Since most of these stocks (metals, sugar,
paper, cement, textile, power, auto etc.) have already gained significantly
from their recent lows and are no longer available at cheap valuations, the
margin of safety in trading these stocks is obviously low. In past couple of
decades, the commodity cycles have been short and deep. If this cycle also turns
out to be a usual cycle, against a super cycle as widely assumed, the
corrections could be quick and deep.
In these circumstances, most of the traders,
especially the smaller ones, are forced to trade with small quantities. The
holding period is much smaller, mostly less than a week. Profits/losses are
booked at much smaller amount. The number of stocks traded is much larger and
the quality of stocks being traded is deteriorating with every rise in the
prices.
Some readers and trader friends have asked for my
views on trading opportunities in the market. I must say, trading in stocks is
certainly not my domain of expertise. This requires completely different skills
and training. Nonetheless, since a question has been put to me, I must try to
answer with whatever knowledge and experience I have. In my view—
·
In past one month the benchmark
indices have been mostly directionless. However, we have witnessed heightened
volatility in this period. Usually, this phenomenon is witnessed close to the
top or bottom of the market cycle. We may not be close to the peak of the
market, but certainly we are not close to the bottom either.
·
The risk reward for the traders
is negative.

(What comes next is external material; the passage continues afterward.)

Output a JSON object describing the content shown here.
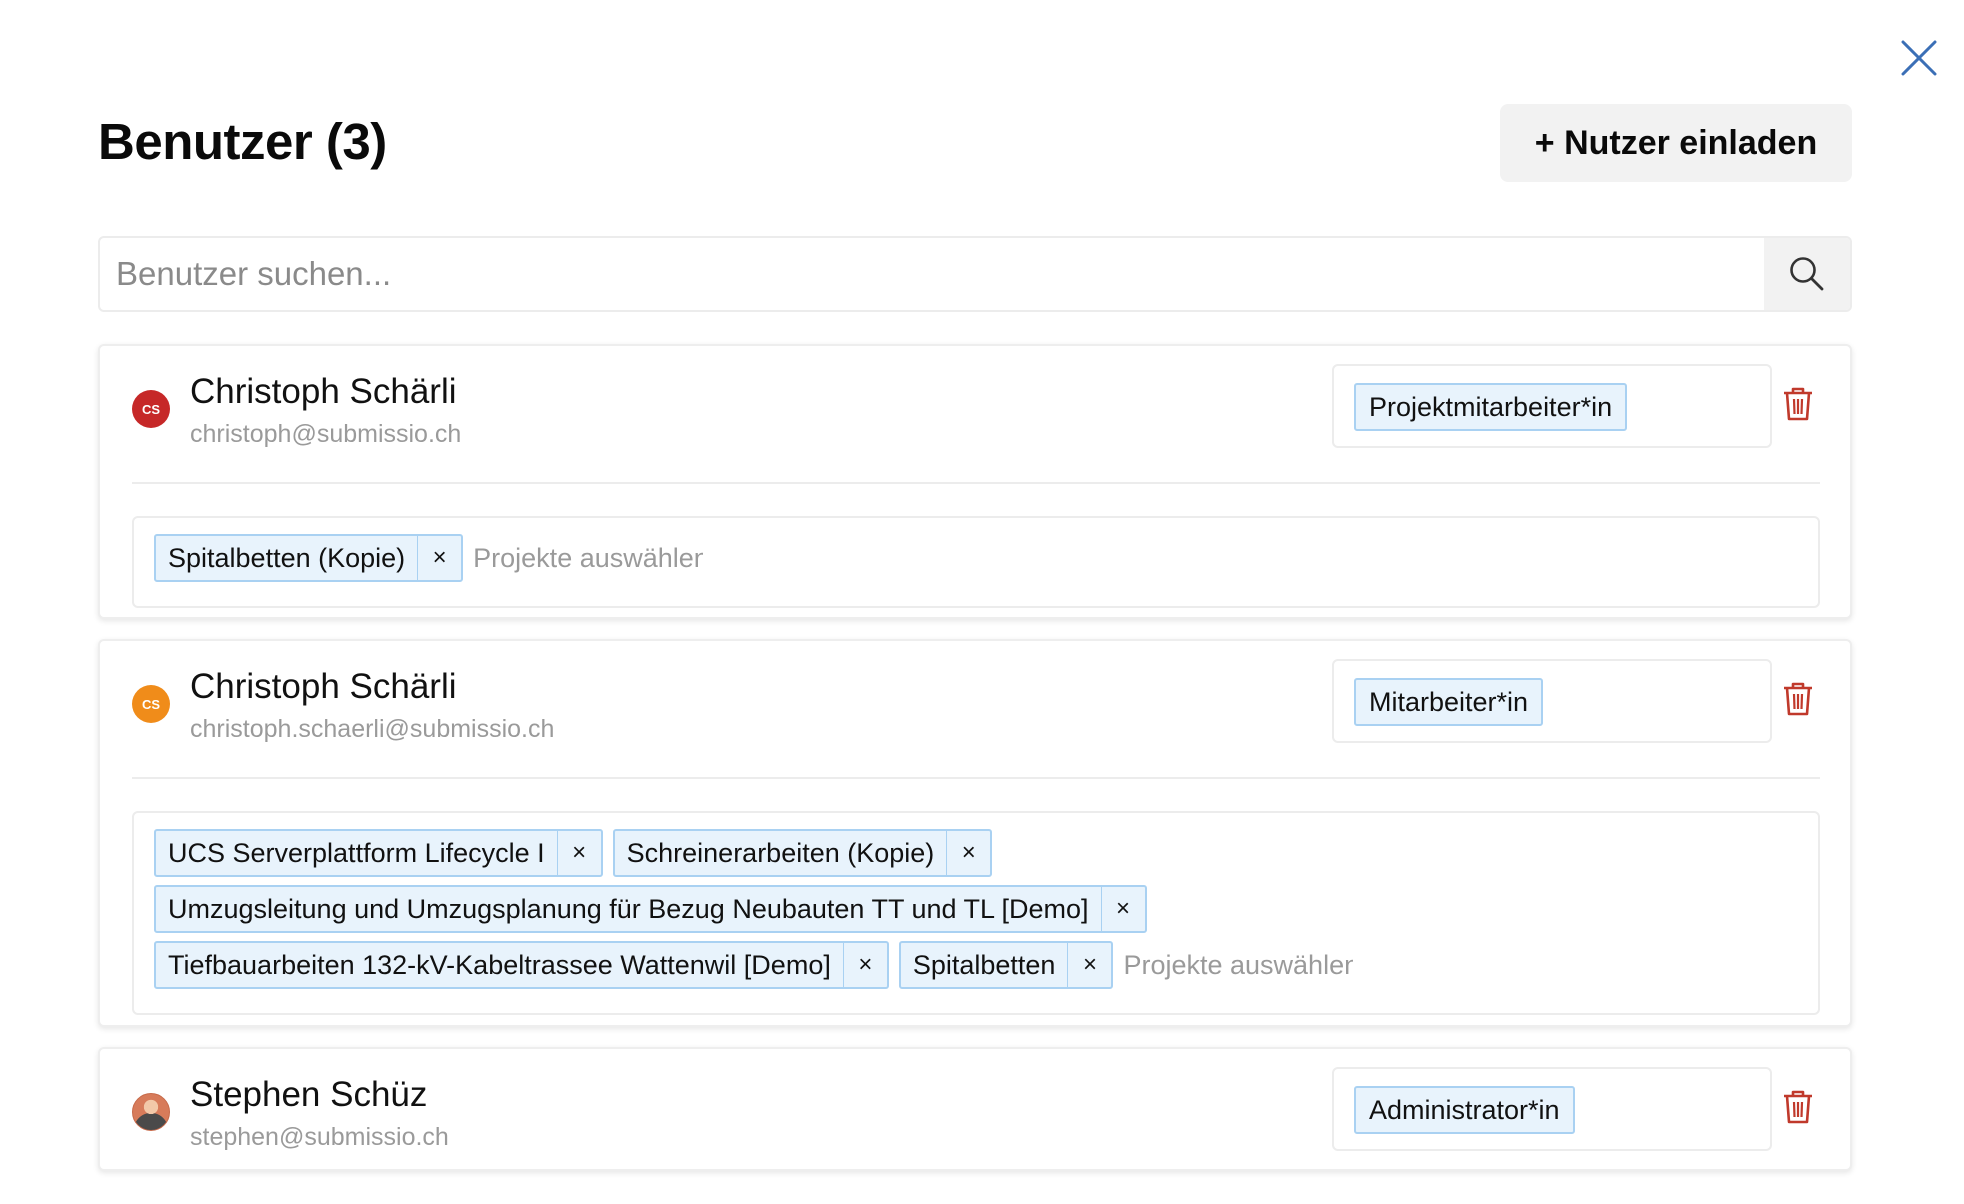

The market upside may be limited to 5-7%, whereas the downside
could be in the range of 18-20%, even if the indices retrace 35-40% of the up
move from lows of March 2020.
·
The traditional signals for
correction – Market to GDP, yield differential, EBIDTA Margins peaking, distance
from 200EDMA – are clearly visible but being ignored by the market.
·
The rally in commodities is
totally counterintuitive and may be driven more by hopes of continuing supply
constraints. The inventory buildup may in fact hurt both the hoarder and the
financier in mid-term.
·
Most of the IPOs to be launched
in 2021 are new economy businesses. The structure of the market is clearly
shifting away from the conventional cyclical businesses, in line with the
global trends. Tech enables financial services (Fintech), E-Commerce platforms,
ITeS, AI etc are likely to get maximum allocation of new money. Intuitively,
the market activity shall be dominated by the non-cyclical technology driven
businesses. Healthcare and financials may also continue to remain in the
trading arena. But commodities and utilities should logically be waiting on the
sidelines for another decade at least.